A city closing in on 1 mill needs a restie serving proper ramen for dinner! Ok, maybe that's not Totoya's fault, entirely. But, still...

2010 Sep 21
Stopped by for dinner with the intention of having as authentic a bowl of ramen as I can find in Ottawa. I've been craving one since a 2 month stint in Japan during which ramen was just about a daily part of my diet, after having been hooked a few weeks in and then feeling compelled to find the best bowls in each town I visited.

All that said, they had no ramen on the dinner menu. That was ok, since another Japanese staple food of mine, gyoza, was available. Ordered that with some edamame, which were exactly the way they should be.. fresh, cool, crisp, and seasoned perfectly on the outside.

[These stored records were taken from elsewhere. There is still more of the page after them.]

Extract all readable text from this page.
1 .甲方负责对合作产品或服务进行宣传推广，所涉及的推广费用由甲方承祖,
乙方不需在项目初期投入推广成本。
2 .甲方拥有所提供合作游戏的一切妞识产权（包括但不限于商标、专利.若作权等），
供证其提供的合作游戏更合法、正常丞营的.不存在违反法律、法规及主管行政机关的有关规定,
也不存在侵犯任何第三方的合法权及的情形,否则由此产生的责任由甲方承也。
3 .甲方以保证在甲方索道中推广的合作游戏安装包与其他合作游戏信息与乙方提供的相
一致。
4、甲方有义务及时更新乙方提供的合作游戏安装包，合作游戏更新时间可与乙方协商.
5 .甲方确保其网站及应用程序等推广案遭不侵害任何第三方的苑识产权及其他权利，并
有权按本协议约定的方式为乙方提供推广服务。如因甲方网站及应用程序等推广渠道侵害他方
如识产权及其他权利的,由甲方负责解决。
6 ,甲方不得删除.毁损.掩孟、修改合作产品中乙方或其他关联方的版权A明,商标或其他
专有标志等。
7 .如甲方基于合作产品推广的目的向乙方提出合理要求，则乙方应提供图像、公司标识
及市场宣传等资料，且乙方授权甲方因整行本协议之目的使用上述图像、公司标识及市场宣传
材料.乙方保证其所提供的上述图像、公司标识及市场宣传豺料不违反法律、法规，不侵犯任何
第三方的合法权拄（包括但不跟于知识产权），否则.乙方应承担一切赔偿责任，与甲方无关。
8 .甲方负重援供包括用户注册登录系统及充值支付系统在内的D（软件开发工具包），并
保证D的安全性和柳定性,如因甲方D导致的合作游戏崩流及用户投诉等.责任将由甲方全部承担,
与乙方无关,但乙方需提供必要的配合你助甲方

The gyoza, unfortunately, didn't quite meet expectations. I don't know if it was because of the lack of a traditional spicy sauce to mix with the soy (I didn't ask once they had arrived) or the filling itself, but they seemed a little bit salty. They lacked the crispiness of the gyoza I had enjoyed overseas, and the flavour just didn't do it for me. Then again, the ingredients in the filling were a little different than what I was used to.
If I hadn't been spoiled by meals overseas, I probably would have liked them just fine. I still did.. maybe my expectations were too high.

A friend got cucumber sushi rolls.. I don't remember exactly what was in them, but they were great.

Will surely go back for a bowl of ramen at lunch sometime.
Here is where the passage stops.